Preqin conducted extensive interviews with over 100 institutional investors in private real estate during June and July 2012. In order to give an indication of the fundraising outlook for the coming year, investors interviewed were asked whether they planned to commit to private real estate funds in the next 12 months. Results show that investor appetite for these funds has increased – 48% of investors interviewed in August 2012 are likely to commit to funds in the next 12 months, compared to only 36% of investors asked the same question in January 2012.
Thirty-six percent of investors surveyed are unlikely to commit to private real estate funds in the next 12 months, while a further 17% remained undecided. Given that over half of investors surveyed in January 2012 stated that they were unlikely to consider a commitment to private real estate, current trends suggest that increasing investor appetite could lead to increasing momentum in the private real estate fundraising market.
Investor intentions towards future commitment levels to private real estate funds vary by geographic location and assets under management. Larger investors are more likely to commit in the next 12 months, with 70% of investors with $10bn or more likely to invest. Only 26% of investors with assets under management of less than $1bn are looking to commit in the same time period. Smaller institutions make investments less frequently and may be more likely to halt investments in uncertain market conditions.

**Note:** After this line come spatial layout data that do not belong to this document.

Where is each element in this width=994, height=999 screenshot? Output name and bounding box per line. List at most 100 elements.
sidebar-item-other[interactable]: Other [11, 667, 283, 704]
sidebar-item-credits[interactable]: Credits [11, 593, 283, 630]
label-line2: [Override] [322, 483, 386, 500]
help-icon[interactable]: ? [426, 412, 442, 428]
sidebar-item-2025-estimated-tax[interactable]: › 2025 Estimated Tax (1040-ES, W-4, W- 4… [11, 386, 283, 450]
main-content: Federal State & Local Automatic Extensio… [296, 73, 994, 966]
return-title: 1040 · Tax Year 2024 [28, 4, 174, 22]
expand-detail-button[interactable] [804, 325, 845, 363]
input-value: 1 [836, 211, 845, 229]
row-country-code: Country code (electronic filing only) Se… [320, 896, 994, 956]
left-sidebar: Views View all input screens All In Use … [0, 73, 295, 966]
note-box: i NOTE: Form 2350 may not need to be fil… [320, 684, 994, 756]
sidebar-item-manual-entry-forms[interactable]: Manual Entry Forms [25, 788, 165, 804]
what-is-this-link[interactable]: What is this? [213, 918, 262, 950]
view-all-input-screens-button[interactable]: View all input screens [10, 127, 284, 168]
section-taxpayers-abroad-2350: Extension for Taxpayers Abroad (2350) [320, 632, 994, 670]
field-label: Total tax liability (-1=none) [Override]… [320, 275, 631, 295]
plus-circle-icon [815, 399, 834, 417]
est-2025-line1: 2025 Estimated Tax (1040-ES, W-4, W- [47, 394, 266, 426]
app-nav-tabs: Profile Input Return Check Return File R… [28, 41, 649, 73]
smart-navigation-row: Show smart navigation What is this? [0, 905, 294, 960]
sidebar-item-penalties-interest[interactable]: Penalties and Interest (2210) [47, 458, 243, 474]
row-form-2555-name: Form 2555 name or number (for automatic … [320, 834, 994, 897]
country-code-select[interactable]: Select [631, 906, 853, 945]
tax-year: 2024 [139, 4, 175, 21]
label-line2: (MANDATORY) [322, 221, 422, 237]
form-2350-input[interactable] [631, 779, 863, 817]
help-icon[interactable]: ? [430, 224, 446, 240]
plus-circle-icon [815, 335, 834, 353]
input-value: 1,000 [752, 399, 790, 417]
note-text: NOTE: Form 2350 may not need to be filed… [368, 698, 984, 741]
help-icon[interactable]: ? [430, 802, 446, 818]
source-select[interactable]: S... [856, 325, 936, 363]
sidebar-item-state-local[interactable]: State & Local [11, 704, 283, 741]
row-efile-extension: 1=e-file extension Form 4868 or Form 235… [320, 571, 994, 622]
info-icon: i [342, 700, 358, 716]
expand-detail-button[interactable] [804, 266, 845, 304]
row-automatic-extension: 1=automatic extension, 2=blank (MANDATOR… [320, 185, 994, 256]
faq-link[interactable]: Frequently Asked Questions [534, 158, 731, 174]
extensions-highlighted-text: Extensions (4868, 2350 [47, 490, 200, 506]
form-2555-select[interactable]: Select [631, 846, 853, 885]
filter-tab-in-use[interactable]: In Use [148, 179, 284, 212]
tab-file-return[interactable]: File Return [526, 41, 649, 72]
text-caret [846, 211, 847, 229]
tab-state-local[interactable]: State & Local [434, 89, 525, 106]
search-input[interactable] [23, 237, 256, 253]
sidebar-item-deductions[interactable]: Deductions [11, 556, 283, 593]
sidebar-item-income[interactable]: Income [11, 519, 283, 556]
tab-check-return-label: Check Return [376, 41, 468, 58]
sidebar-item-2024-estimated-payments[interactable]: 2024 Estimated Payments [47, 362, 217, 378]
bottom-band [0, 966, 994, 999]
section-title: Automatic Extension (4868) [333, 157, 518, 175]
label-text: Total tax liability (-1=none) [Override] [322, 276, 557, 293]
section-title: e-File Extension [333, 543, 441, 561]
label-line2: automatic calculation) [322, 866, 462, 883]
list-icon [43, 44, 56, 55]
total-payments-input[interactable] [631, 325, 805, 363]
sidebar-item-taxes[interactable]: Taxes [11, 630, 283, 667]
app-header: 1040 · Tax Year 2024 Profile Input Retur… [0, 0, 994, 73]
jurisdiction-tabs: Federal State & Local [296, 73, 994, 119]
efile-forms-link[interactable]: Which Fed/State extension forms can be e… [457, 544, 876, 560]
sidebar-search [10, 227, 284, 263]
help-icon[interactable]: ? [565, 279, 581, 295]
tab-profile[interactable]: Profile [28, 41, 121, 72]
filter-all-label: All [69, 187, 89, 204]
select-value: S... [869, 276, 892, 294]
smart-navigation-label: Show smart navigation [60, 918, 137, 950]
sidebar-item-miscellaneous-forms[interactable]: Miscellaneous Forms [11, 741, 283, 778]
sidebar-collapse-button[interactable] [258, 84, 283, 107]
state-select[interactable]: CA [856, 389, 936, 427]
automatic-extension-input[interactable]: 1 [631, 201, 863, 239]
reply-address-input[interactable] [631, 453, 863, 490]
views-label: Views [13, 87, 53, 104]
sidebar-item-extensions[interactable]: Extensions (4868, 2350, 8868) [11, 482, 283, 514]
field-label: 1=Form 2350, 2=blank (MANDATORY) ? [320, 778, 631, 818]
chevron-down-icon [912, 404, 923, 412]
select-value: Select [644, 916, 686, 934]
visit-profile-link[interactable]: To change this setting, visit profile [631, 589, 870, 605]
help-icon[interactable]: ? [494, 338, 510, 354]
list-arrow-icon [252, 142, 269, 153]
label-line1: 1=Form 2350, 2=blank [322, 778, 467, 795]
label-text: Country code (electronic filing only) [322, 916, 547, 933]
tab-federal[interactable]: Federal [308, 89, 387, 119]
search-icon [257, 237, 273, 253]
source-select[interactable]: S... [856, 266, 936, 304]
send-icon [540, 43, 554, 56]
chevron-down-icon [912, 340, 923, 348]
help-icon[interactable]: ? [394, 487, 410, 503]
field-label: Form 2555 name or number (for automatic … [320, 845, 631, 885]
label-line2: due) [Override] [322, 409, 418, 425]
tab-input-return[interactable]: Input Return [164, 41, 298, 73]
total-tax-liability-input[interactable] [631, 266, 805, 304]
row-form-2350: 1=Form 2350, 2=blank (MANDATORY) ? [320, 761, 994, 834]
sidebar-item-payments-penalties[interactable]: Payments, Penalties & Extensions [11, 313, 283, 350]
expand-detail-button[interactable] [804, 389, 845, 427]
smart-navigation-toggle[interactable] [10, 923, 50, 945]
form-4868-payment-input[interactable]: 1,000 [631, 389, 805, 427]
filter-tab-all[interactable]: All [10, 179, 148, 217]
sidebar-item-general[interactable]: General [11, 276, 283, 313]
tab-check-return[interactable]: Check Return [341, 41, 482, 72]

Asia and Rest of World-based investors appear to have a greater appetite for new investments than North American and European counterparts, with 72% of Asia and Rest of World-based investors are likely to commit to private real estate funds in the next 12 months. Forty-seven percent of North American investors are likely to commit to funds in the next 12 months, and only 32% of investors from Europe likely to consider fund commitments in this period. European investor appetite is possibly being affected by a number of factors, such as the European sovereign debt crisis and increased regulation.